What they're saying: The flow of funds out of China has largely gone to other emerging countries, particularly Saudi Arabia.
- Having just this year joined emerging market indexes, Saudi Arabia has attracted $21 billion in foreign portfolio equity inflows, "becoming the top equity investment destination among emerging markets," Jonathan Fortun, an economist at the Institute of International Finance, told Axios.
- Nigeria and Ukraine also have seen significant inflows as investors pull back on Chinese assets, Fortun said.
Yes, but: Chinese investments bounced back in September when emerging market stocks and bonds registered nearly $38 billion of inflows, according to IIF data released Tuesday.
- That was one of the strongest months this year, and Chinese stocks drew $9.2 billion, a substantial increase over August's $1.6 billion inflows.
4. Buckle up: GM, Michigan and 2020
Axios' Joann Muller writes: The UAW strike against GM is now in Week 3, and the longer it lasts, the worse Michigan's fragile economy becomes — with huge potential consequences for the 2020 presidential race.
Why it matters: Michigan, which voted twice for Barack Obama then narrowly flipped to Donald Trump in 2016, will be a key battleground state in next year's election. A loss in Michigan would raise the stakes for Pennsylvania or Wisconsin. Meanwhile, other states with large auto-worker populations are watching.

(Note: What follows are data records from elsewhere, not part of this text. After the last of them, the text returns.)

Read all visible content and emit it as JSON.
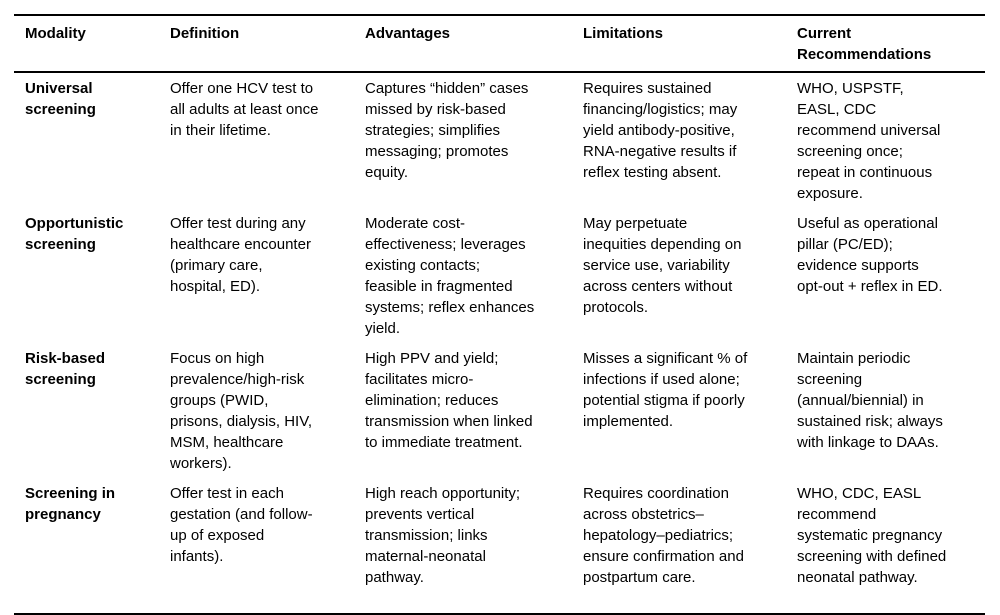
{
  "table": {
    "columns": [
      "Modality",
      "Definition",
      "Advantages",
      "Limitations",
      "Current Recommendations"
    ],
    "rows": [
      {
        "modality": "Universal screening",
        "definition": "Offer one HCV test to all adults at least once in their lifetime.",
        "advantages": "Captures “hidden” cases missed by risk-based strategies; simplifies messaging; promotes equity.",
        "limitations": "Requires sustained financing/logistics; may yield antibody-positive, RNA-negative results if reflex testing absent.",
        "recommendations": "WHO, USPSTF, EASL, CDC recommend universal screening once; repeat in continuous exposure."
      },
      {
        "modality": "Opportunistic screening",
        "definition": "Offer test during any healthcare encounter (primary care, hospital, ED).",
        "advantages": "Moderate cost-effectiveness; leverages existing contacts; feasible in fragmented systems; reflex enhances yield.",
        "limitations": "May perpetuate inequities depending on service use, variability across centers without protocols.",
        "recommendations": "Useful as operational pillar (PC/ED); evidence supports opt-out + reflex in ED."
      },
      {
        "modality": "Risk-based screening",
        "definition": "Focus on high prevalence/high-risk groups (PWID, prisons, dialysis, HIV, MSM, healthcare workers).",
        "advantages": "High PPV and yield; facilitates micro-elimination; reduces transmission when linked to immediate treatment.",
        "limitations": "Misses a significant % of infections if used alone; potential stigma if poorly implemented.",
        "recommendations": "Maintain periodic screening (annual/biennial) in sustained risk; always with linkage to DAAs."
      },
      {
        "modality": "Screening in pregnancy",
        "definition": "Offer test in each gestation (and follow-up of exposed infants).",
        "advantages": "High reach opportunity; prevents vertical transmission; links maternal-neonatal pathway.",
        "limitations": "Requires coordination across obstetrics–hepatology–pediatrics; ensure confirmation and postpartum care.",
        "recommendations": "WHO, CDC, EASL recommend systematic pregnancy screening with defined neonatal pathway."
      }
    ]
  }
}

- "If the strikes goes on, the economic ripples will threaten Trump’s presidency," says Anderson Economic Group CEO Patrick Anderson, who has been studying the effect of local pocketbook issues on national elections since 2004.
Where it stands: The GM strike is now 17 days old, and the pain is starting to spread across Michigan — home to about half the 46,000 striking auto workers — and beyond.
- Workers faced their first payday without a check last Friday, but $250 in weekly strike benefits kicked in this week.
- Employees at some supplier companies as well as GM plants in Canada and Mexico have been laid off due to parts shortages.
- GM is losing an estimated $25 million a day, and $113 million in profits to date.
"Workers who are on strike pay are not yet pushed to the wall, but they're certainly not going to go out to dinner and a movie right now."— Charles Ballard, economics professor, Michigan State University
Catch up fast: The strike is the first at GM since 2007 and the longest since 1998.
- Unresolved issues include wage increases, health care contributions, job security and the use of lower-paid temporary workers.
The bottom line: Workers argue that they gave up a lot to help GM through bankruptcy a decade ago and haven't gotten their share of the company's record profits since.
What to watch: Trump promised Michigan in 2016 that he'd bring manufacturing jobs back to the U.S., a promise largely unfulfilled.
- Faced with industry disruption and a looming cyclical downturn, it’s not clear he can do anything to stop it — and 33% of UAW workers voted for Trump in 2016.